Его отец, действительный статский советник Александр Николаевич Глаголев, уроженец Пскова, окончил физико-математический факультет Московского университета и всю свою жизнь посвятил любимому делу — преподаванию математики; в Москве преподавал в частной гимназии Креймана. Мать Нила Александровича, Евгения Михайловна (1859—1934), окончила с золотой медалью гимназию в Калуге, где её отец был профессором словесности духовной академии и главным редактором газеты «Калужские ведомости». Она прекрасно владела тремя европейскими языками и, предполагая поступить на медицинские курсы в Петербурге, изучила латинский язык и выдержала экзамен за мужскую гимназию, но замужество помешало её поступлению на медицинские курсы. Евгения Михайловна сама дала начальное образование всем своим детям (12 человек) и из двенадцати детей все, кроме одного, умершего в юности, получили высшее образование.

Нил Александрович был шестым ребенком в семье. До десятилетнего возраста учился дома, затем поступил в первый класс 6-й Московской гимназии. Проявляя наибольшую склонность к математике, он в то же время любил и интересовался историей и литературой и эту любовь сохранил до конца своих дней; его продолжали занимать вопросы русской истории и тогда, когда он был уже известным профессором математики. Ещё он увлекался театром, имея большие актерские данные[1]. Позднее, когда он был студентом, скульптор Голубкина, близко знавшая семью Глаголевых, неоднократно приглашала его вступить в любительскую труппу в Зарайске, но он не решился выступать на сцене.

Нил Александрович был в 8-м классе гимназии, когда после скоропостижной смерти отца (1906) материальное положение семьи резко изменилось, и Нил Александрович вынужден был зарабатывать на своё содержание. Поступив после окончания гимназии на физико-математический факультет Московского университета, он на протяжении всех лет учёбы давал частные уроки. В доме Глаголевых в то время царила «математическая атмосфера»; старшая сестра и два брата тоже были математиками, и по вечерам велись на математические темы беседы, переходившие нередко в горячие споры. В 1911 году за участие в студенческих волнениях Нил Александрович Глаголев был исключён из университета, ему было запрещено проживать в Москве; пришлось временно выехать в Тульскую губернию.

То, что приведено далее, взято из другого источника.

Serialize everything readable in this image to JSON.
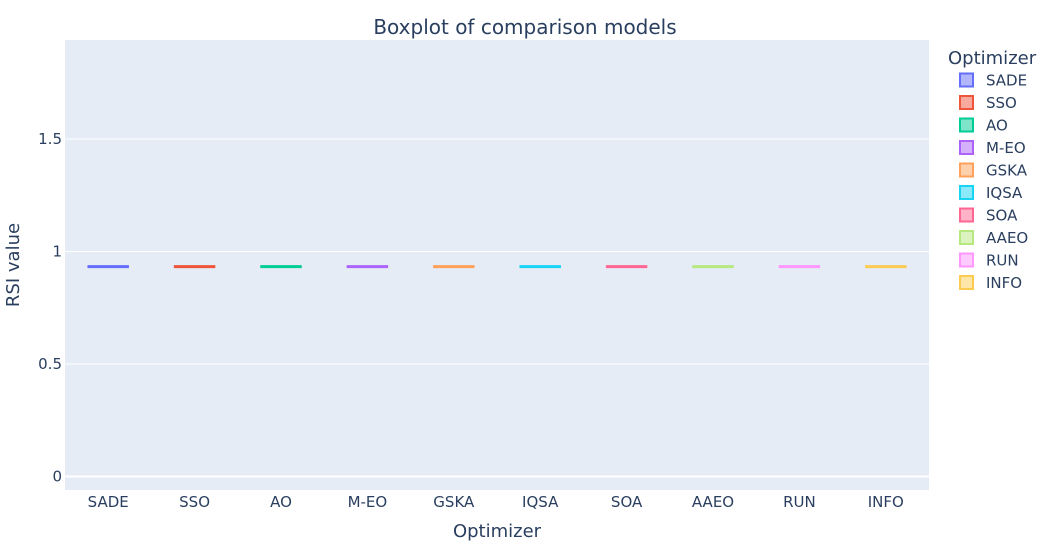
{
  "chart_data": {
    "type": "box",
    "title": "Boxplot of comparison models",
    "xlabel": "Optimizer",
    "ylabel": "RSI value",
    "ylim": [
      -0.06,
      1.94
    ],
    "yticks": [
      {
        "value": 0,
        "label": "0"
      },
      {
        "value": 0.5,
        "label": "0.5"
      },
      {
        "value": 1,
        "label": "1"
      },
      {
        "value": 1.5,
        "label": "1.5"
      }
    ],
    "grid": true,
    "legend_title": "Optimizer",
    "legend_position": "right",
    "categories": [
      "SADE",
      "SSO",
      "AO",
      "M-EO",
      "GSKA",
      "IQSA",
      "SOA",
      "AAEO",
      "RUN",
      "INFO"
    ],
    "series": [
      {
        "name": "SADE",
        "color": "#636efa",
        "value": 0.933
      },
      {
        "name": "SSO",
        "color": "#EF553B",
        "value": 0.933
      },
      {
        "name": "AO",
        "color": "#00cc96",
        "value": 0.933
      },
      {
        "name": "M-EO",
        "color": "#ab63fa",
        "value": 0.933
      },
      {
        "name": "GSKA",
        "color": "#FFA15A",
        "value": 0.933
      },
      {
        "name": "IQSA",
        "color": "#19d3f3",
        "value": 0.933
      },
      {
        "name": "SOA",
        "color": "#FF6692",
        "value": 0.933
      },
      {
        "name": "AAEO",
        "color": "#B6E880",
        "value": 0.933
      },
      {
        "name": "RUN",
        "color": "#FF97FF",
        "value": 0.933
      },
      {
        "name": "INFO",
        "color": "#FECB52",
        "value": 0.933
      }
    ]
  }
}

В 1912 году по одновременному ходатайству его матери и физико-математического факультета ему было разрешено держать выпускные экзамены экстерном, после чего он был оставлен профессором Д. Ф. Егоровым при университете для подготовки к профессорскому званию. В это же время он слушал лекции в Народном университете им. Шанявского и участвовал там в семинаре по геометрии, организованном профессором Б. К. Млодзеевским.

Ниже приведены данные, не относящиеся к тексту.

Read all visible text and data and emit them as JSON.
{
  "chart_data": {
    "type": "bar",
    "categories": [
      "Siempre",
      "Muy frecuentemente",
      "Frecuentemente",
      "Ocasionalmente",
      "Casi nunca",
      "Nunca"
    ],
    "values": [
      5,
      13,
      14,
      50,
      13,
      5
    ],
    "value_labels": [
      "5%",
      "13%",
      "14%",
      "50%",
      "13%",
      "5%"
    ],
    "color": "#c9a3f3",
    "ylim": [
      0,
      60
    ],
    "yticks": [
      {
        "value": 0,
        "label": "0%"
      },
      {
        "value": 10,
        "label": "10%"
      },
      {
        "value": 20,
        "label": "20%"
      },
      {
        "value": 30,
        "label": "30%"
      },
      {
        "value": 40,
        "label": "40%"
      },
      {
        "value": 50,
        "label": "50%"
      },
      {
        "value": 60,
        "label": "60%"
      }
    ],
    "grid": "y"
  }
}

Сразу же после окончания университета началась его педагогическая работа: профессор А. К. Власов, заведовавший в то время кафедрой высшей математики в коммерческом институте, пригласил Н. А. Глаголева туда в качестве преподавателя. В этом институте, позже переименованном в институт Карла Маркса, а затем в институт народного хозяйства имени Г. В. Плеханова, Н. А. Глаголев проработал на технологическом и электротехническом факультетах до 1934 года — сначала в качестве ассистента, затем доцента, профессора и заведующего кафедрой.

С 1916 года Нил Александрович начал работать в Московском университете и прошёл в нём путь от ассистента до профессора, доктора физико-математических наук. В университете он читал лекции по аналитической, начертательной, проективной геометрии, специальные курсы по геометрии (теория вурфов, геодезическое отображение многообразий), руководил семинаром по синтетической геометрии и номографии, был консультантом в номографическом бюро при институте математики и механики. В 1931–1945 годах — профессор кафедры высшей геометрии и топологии механико-математического факультета.

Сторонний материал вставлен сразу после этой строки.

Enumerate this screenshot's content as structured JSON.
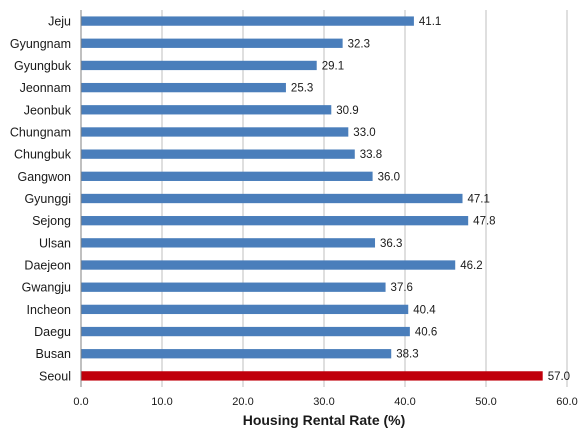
{
  "chart_data": {
    "type": "bar",
    "orientation": "horizontal",
    "categories": [
      "Jeju",
      "Gyungnam",
      "Gyungbuk",
      "Jeonnam",
      "Jeonbuk",
      "Chungnam",
      "Chungbuk",
      "Gangwon",
      "Gyunggi",
      "Sejong",
      "Ulsan",
      "Daejeon",
      "Gwangju",
      "Incheon",
      "Daegu",
      "Busan",
      "Seoul"
    ],
    "values": [
      41.1,
      32.3,
      29.1,
      25.3,
      30.9,
      33.0,
      33.8,
      36.0,
      47.1,
      47.8,
      36.3,
      46.2,
      37.6,
      40.4,
      40.6,
      38.3,
      57.0
    ],
    "value_labels": [
      "41.1",
      "32.3",
      "29.1",
      "25.3",
      "30.9",
      "33.0",
      "33.8",
      "36.0",
      "47.1",
      "47.8",
      "36.3",
      "46.2",
      "37.6",
      "40.4",
      "40.6",
      "38.3",
      "57.0"
    ],
    "highlight_category": "Seoul",
    "xlabel": "Housing Rental Rate (%)",
    "ylabel": "",
    "title": "",
    "xlim": [
      0,
      60
    ],
    "x_ticks": [
      0,
      10,
      20,
      30,
      40,
      50,
      60
    ],
    "x_tick_labels": [
      "0.0",
      "10.0",
      "20.0",
      "30.0",
      "40.0",
      "50.0",
      "60.0"
    ],
    "grid": "vertical",
    "colors": {
      "bar": "#4a7ebb",
      "highlight": "#c0000b",
      "grid": "#bfbfbf"
    }
  }
}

С 1930 года сотрудничал в Московском энергетическом институте. Здесь он заведовал кафедрой математики на теплоэнергетическом и теплотехническом факультетах. При этой кафедре Глаголев организовал семинар по номографии. Участники семинара делали доклады по капитальным сочинениям по номографии Оканя  (фр.) и Соро (Sorreau); участниками семинара был выпущен номографический атлас под редакцией Н. А. Глаголева, а Д. И. Перепёлкиным был сделан перевод книги Швердта «Практическая номография» (Л., Гос. науч.-тех. изд., 1932). Труды семинара были напечатаны двумя отдельными сборниками — в 1935 и в 1939 годах.

Серьёзное внимание Н. А. Глаголев уделял среднему образованию. Ещё студентом он бесплатно преподавал математику на Пречистенских рабочих курсах, преподавал и в 3-м московском реальном училище, директором которого был профессор Л. К. Лахтин.

Затем, с 1938 года, вёл семинары в городском педагогическом институте, в институте усовершенствования учителей; читал популярные лекции для учителей и для учащихся выпускных классов; был одним из инициаторов математических олимпиад[2], председателем математической секции Наркомпроса.

В 1926 году женился на выпускнице Высших женских курсов Прасковье Никитичне Поповой. У Нила Александровича и Прасковьи Никитичны было двое детей — сын и дочь. Прасковья Никитична также преподавала геометрию в высшей школе, работая под руководством профессора С. П. Финикова.

Осенью 1930 года Глаголев был командирован Институтом математики Московского университета в Германию. По приглашению Мизеса, директора Берлинского института прикладной математики, он сделал доклад о методе построения номограмм при помощи созданной им теории вурфов. Доклад был принят очень хорошо и Нилу Александровичу предложили напечатать его целиком в «Zeitschrift für Angewandte Mathematik und Mechanik». В Гёттингене Н. А. Глаголев познакомился с крупнейшими немецкими математиками Гильбертом, Курантом, Ландау и Вейлем, лекции которого по аксиоматике, представляли для Глаголева особый интерес.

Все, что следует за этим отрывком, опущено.